Penjelasan dari Kakek tua tersebut membuatnya terkejut,
darahnya kini kram ia tak dapat mengeluarkan sepatah kata dari bibirnya.
“Waktu itu kami sudah sempat menikah di altar, namun
naas keluarga Darra datang dan memisahkan kami, cincin pernikahan kami berusaha
di keluarkan dari jarinya, namun tak bisa, lalu..”
Kakek tua tersebut terus menangis, ia tak sanggup mengingat
kejadian tersebut namun harus ia ceritakan untuk menenangkan arwah Darra di
alam sana.
“Lalu kenapa kek? Tanyanya penasaran.
“Salah satu keluarganya yang marah memutuskan untuk
memotong jari Darra, cincin itu bergelinding entah kemana? Sementara jarinya
pun tersentak entah kemana?
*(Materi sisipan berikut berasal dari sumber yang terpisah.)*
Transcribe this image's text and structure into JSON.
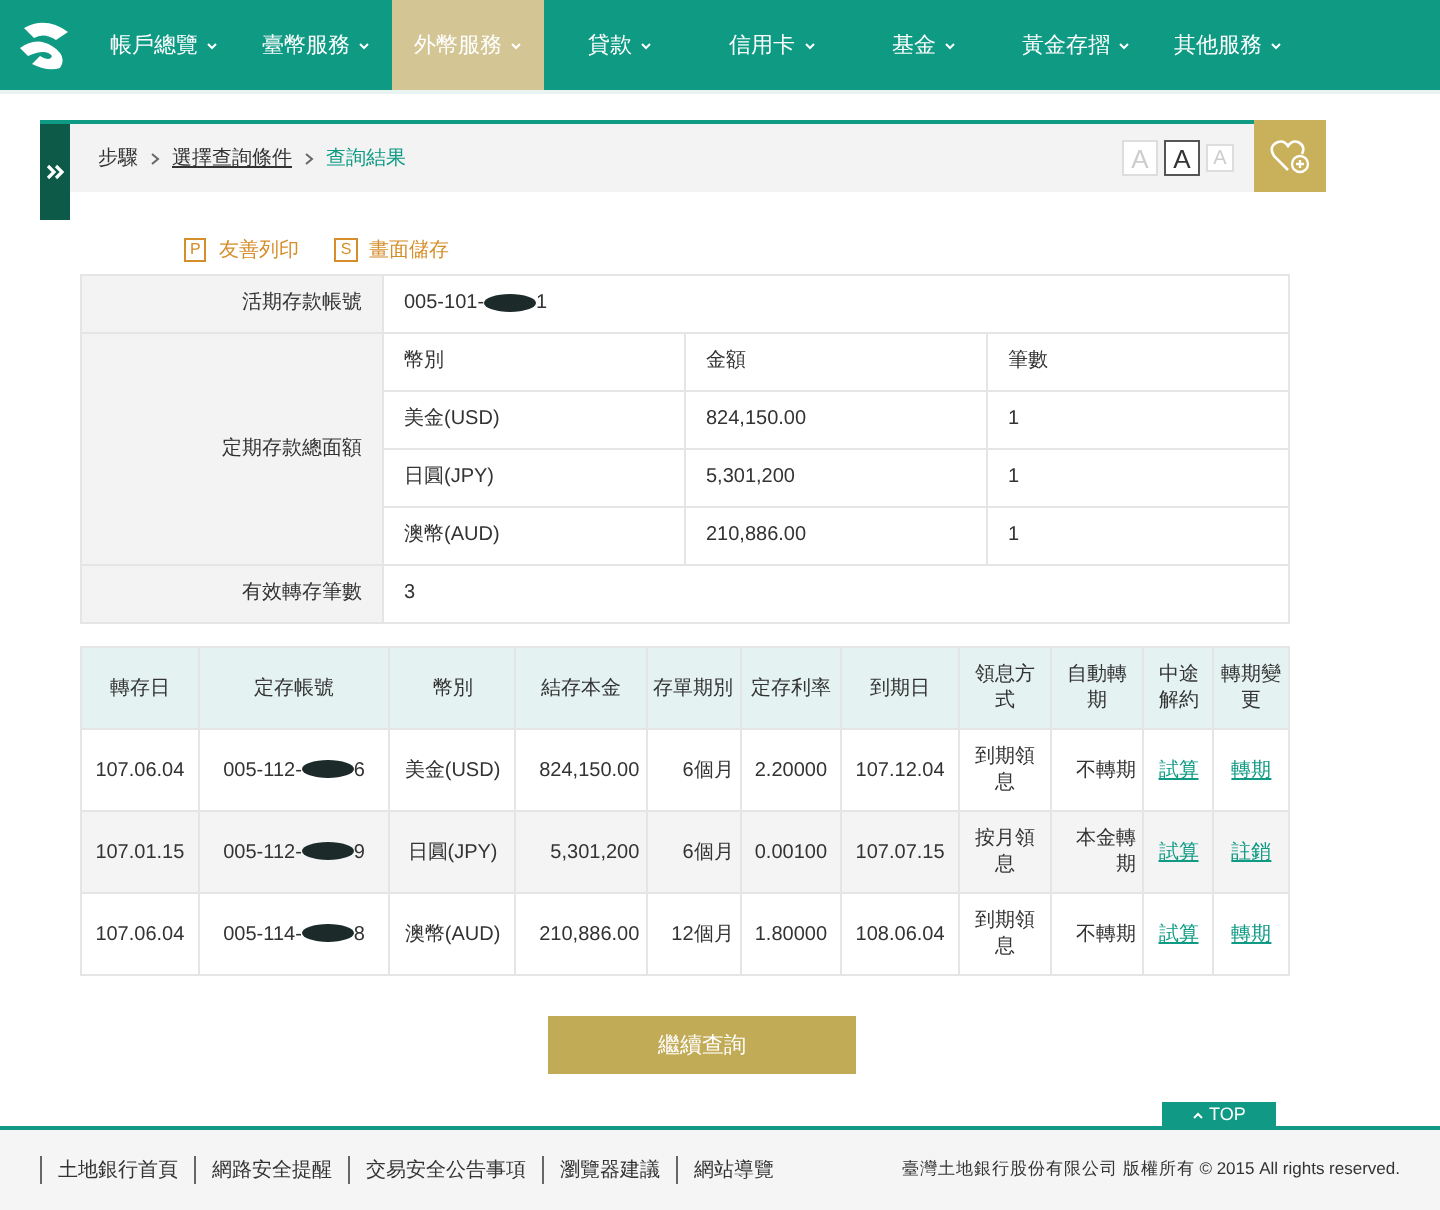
{
  "nav": [
    {
      "label": "帳戶總覽",
      "selected": false
    },
    {
      "label": "臺幣服務",
      "selected": false
    },
    {
      "label": "外幣服務",
      "selected": true
    },
    {
      "label": "貸款",
      "selected": false
    },
    {
      "label": "信用卡",
      "selected": false
    },
    {
      "label": "基金",
      "selected": false
    },
    {
      "label": "黃金存摺",
      "selected": false
    },
    {
      "label": "其他服務",
      "selected": false
    }
  ],
  "breadcrumb": {
    "label": "步驟",
    "items": [
      {
        "text": "選擇查詢條件",
        "current": false
      },
      {
        "text": "查詢結果",
        "current": true
      }
    ]
  },
  "font_sizes": [
    {
      "label": "A",
      "selected": false
    },
    {
      "label": "A",
      "selected": true
    },
    {
      "label": "A",
      "selected": false
    }
  ],
  "actions": [
    {
      "key": "P",
      "label": "友善列印"
    },
    {
      "key": "S",
      "label": "畫面儲存"
    }
  ],
  "summary": {
    "account_label": "活期存款帳號",
    "account": {
      "prefix": "005-101-",
      "suffix": "1"
    },
    "total_label": "定期存款總面額",
    "columns": [
      "幣別",
      "金額",
      "筆數"
    ],
    "rows": [
      {
        "currency": "美金(USD)",
        "amount": "824,150.00",
        "count": "1"
      },
      {
        "currency": "日圓(JPY)",
        "amount": "5,301,200",
        "count": "1"
      },
      {
        "currency": "澳幣(AUD)",
        "amount": "210,886.00",
        "count": "1"
      }
    ],
    "valid_label": "有效轉存筆數",
    "valid": "3"
  },
  "table": {
    "columns": [
      "轉存日",
      "定存帳號",
      "幣別",
      "結存本金",
      "存單期別",
      "定存利率",
      "到期日",
      "領息方式",
      "自動轉期",
      "中途解約",
      "轉期變更"
    ],
    "rows": [
      {
        "date": "107.06.04",
        "account": {
          "prefix": "005-112-",
          "suffix": "6"
        },
        "currency": "美金(USD)",
        "principal": "824,150.00",
        "term": "6個月",
        "rate": "2.20000",
        "maturity": "107.12.04",
        "interest": "到期領息",
        "auto": "不轉期",
        "cancel": "試算",
        "change": "轉期"
      },
      {
        "date": "107.01.15",
        "account": {
          "prefix": "005-112-",
          "suffix": "9"
        },
        "currency": "日圓(JPY)",
        "principal": "5,301,200",
        "term": "6個月",
        "rate": "0.00100",
        "maturity": "107.07.15",
        "interest": "按月領息",
        "auto": "本金轉期",
        "cancel": "試算",
        "change": "註銷"
      },
      {
        "date": "107.06.04",
        "account": {
          "prefix": "005-114-",
          "suffix": "8"
        },
        "currency": "澳幣(AUD)",
        "principal": "210,886.00",
        "term": "12個月",
        "rate": "1.80000",
        "maturity": "108.06.04",
        "interest": "到期領息",
        "auto": "不轉期",
        "cancel": "試算",
        "change": "轉期"
      }
    ]
  },
  "continue_button": "繼續查詢",
  "top_button": "TOP",
  "footer": {
    "links": [
      "土地銀行首頁",
      "網路安全提醒",
      "交易安全公告事項",
      "瀏覽器建議",
      "網站導覽"
    ],
    "copyright": "臺灣土地銀行股份有限公司 版權所有 © 2015 All rights reserved."
  }
}
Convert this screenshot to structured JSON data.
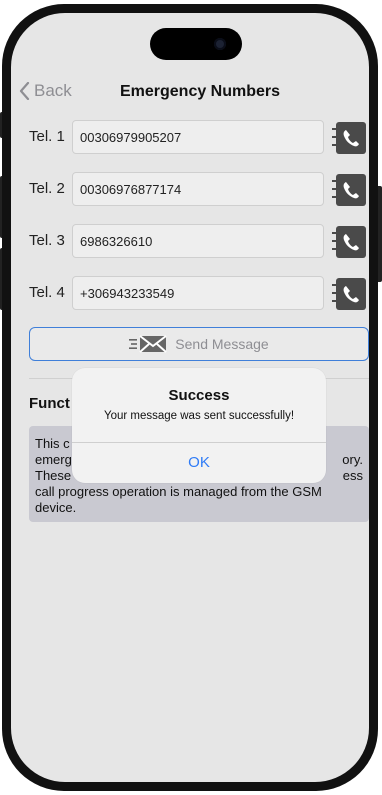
{
  "nav": {
    "back_label": "Back",
    "title": "Emergency Numbers"
  },
  "phones": [
    {
      "label": "Tel. 1",
      "value": "00306979905207"
    },
    {
      "label": "Tel. 2",
      "value": "00306976877174"
    },
    {
      "label": "Tel. 3",
      "value": "6986326610"
    },
    {
      "label": "Tel. 4",
      "value": "+306943233549"
    }
  ],
  "send_button_label": "Send Message",
  "functions": {
    "title_visible": "Funct",
    "lines_visible": [
      "This c",
      "emerg",
      "These",
      "call progress operation is managed from the GSM",
      "device."
    ],
    "line_fragments_right": [
      "",
      "ory.",
      "ess"
    ]
  },
  "alert": {
    "title": "Success",
    "message": "Your message was sent successfully!",
    "ok_label": "OK"
  },
  "colors": {
    "accent": "#2f7bf6",
    "button_border": "#3f7fd9",
    "screen_bg": "#e6e6e6",
    "call_icon_bg": "#4a4a4a"
  }
}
Keadaan menjadi panic karna pendarahan membuatnya
sesak, keadaan semakin parah ketika Darra merebut pisau itu dari kakaknya, dan seketika menusuk dadanya sendiri, ia melakukan itu karna tak terima cincin pernikahan kami lepas dari jemarinya.”
Mereka memutuskan untuk kembali ke gereja tersebut mungkin
ini petunjuk bahwa arwah tersebut ingin anggota tubuhnya lengkap, kakek tua itu
terus memandangi cincin emas dalam kotak merahnya.
Setiba mereka di dalam, kakek tersebut bisa merasakan
kehadiran Darra di sekitarnya, dan hanya berdiri di altar tepat di posisi nya
yang dulu sewaktu pemberkatan semua masalalu itu terekam ulang dalam
dimensinya, hingga tanpa mencari lebih lama ia menemukan tengkorak jari manis
istrinya di sudut pendopo kecil tempat persembahan ibadah.
Air matanya menetes, senyum ia sunggingkan keluar gereja
seolah tengah tersenyum dengan seseorang, meski hanya ia yang dapat melihat.